Figure 5.. Model predicts changes in invadopodia dynamics upon inhibition of b1 integrin, the Rho-ROCK pathway, and myosin activity

(A) The time-averaged extension length of invadopodia for control (blue) and different inhibitor treatments. Integrin, the Rho-ROCK pathway, and myosin activity are inhibited by β1 integrin inhibitor (red), Y27632 (green), and blebbistatin (yellow), respectively. Circles denote simulation results. (B) (Top panel) Representative RFP-LifeAct fluorescence images show cells for control and different treatments. Scale bar, 10 μm. (Bottom panel) Representative curves showing the evolution of protrusion length for experiments with different treatments. (C) The amplitude ratio r_a plotted for control and different treatments. (D) Distribution of amplitude ratios for control and different treatments. The dashed lines represent fitted density functions of log-normal distribution.

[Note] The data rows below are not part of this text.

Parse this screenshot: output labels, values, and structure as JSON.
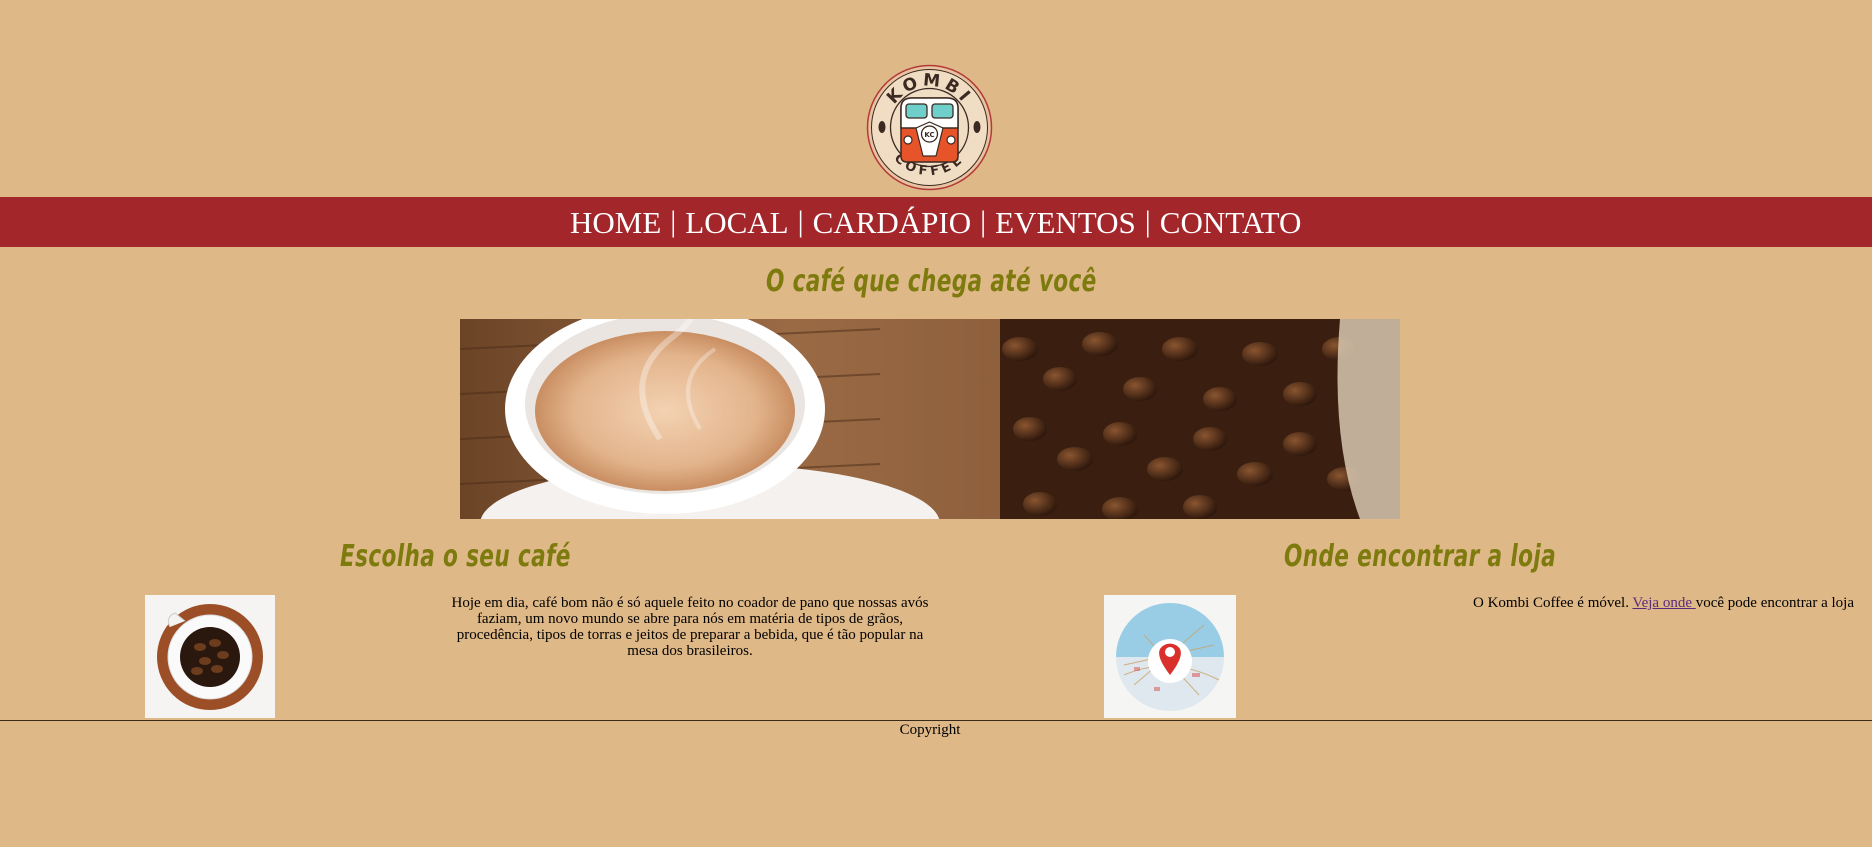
{
  "logo": {
    "name_top": "KOMBI",
    "name_bottom": "COFFEE",
    "badge": "KC",
    "icon": "kombi-van-logo"
  },
  "nav": {
    "items": [
      {
        "label": "HOME"
      },
      {
        "label": "LOCAL"
      },
      {
        "label": "CARDÁPIO"
      },
      {
        "label": "EVENTOS"
      },
      {
        "label": "CONTATO"
      }
    ],
    "separator": "|",
    "background": "#A3262B"
  },
  "main": {
    "title": "O café que chega até você",
    "hero_image": "coffee-cup-and-beans-banner"
  },
  "choose": {
    "title": "Escolha o seu café",
    "image": "coffee-beans-in-cup-photo",
    "text": "Hoje em dia, café bom não é só aquele feito no coador de pano que nossas avós faziam, um novo mundo se abre para nós em matéria de tipos de grãos, procedência, tipos de torras e jeitos de preparar a bebida, que é tão popular na mesa dos brasileiros."
  },
  "find": {
    "title": "Onde encontrar a loja",
    "image": "map-pin-icon",
    "text_before": "O Kombi Coffee é móvel. ",
    "link_label": "Veja onde ",
    "text_after": "você pode encontrar a loja"
  },
  "footer": {
    "text": "Copyright"
  },
  "colors": {
    "page_background": "#DFB887",
    "title_color": "#7D7A0E",
    "link_color": "#5B2A7B"
  }
}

Three regimes indicating low (r_a < 0.25), intermediate (0.25 < r_a < 0.5), and high (r_a > 0.5) levels of oscillation are labeled. (E) Fraction of invadopodia with (left panel) low level, (middle panel) intermediate level, and (right panel) high level of oscillation for control and different treatments. (F) Phase diagram showing two types of protrusion patterns: oscillatory protrusions (regime I) and monotonically growing protrusions (regime II), based on extension-associated viscous timescale τ_e and signaling-associated myosin recruitment timescale τ_s normalized by the intrinsic myosin recruitment timescale τ_m. The arrows indicate the influence of β1 integrin blocking antibody (red), blebbistatin (yellow), and Y27632 (green) treatments on the protrusion patterns. (G) The phase space of maximum force generated by bound myosin F_M and invadopodia extension length R for oscillatory (blue line) and monotonical (red line) behavior. The black circled marker represents the steady-state point (R_s,F_Ms). In (A) and (C), a bar plot displays the number of cells analyzed per condition, taken from three to five biological replicate experiments. Error bars indicate 95% confidence intervals (*p < 0.05, ***p < 0.001, ****p < 0.0001, ANOVA with Benjamini-Hochberg procedure).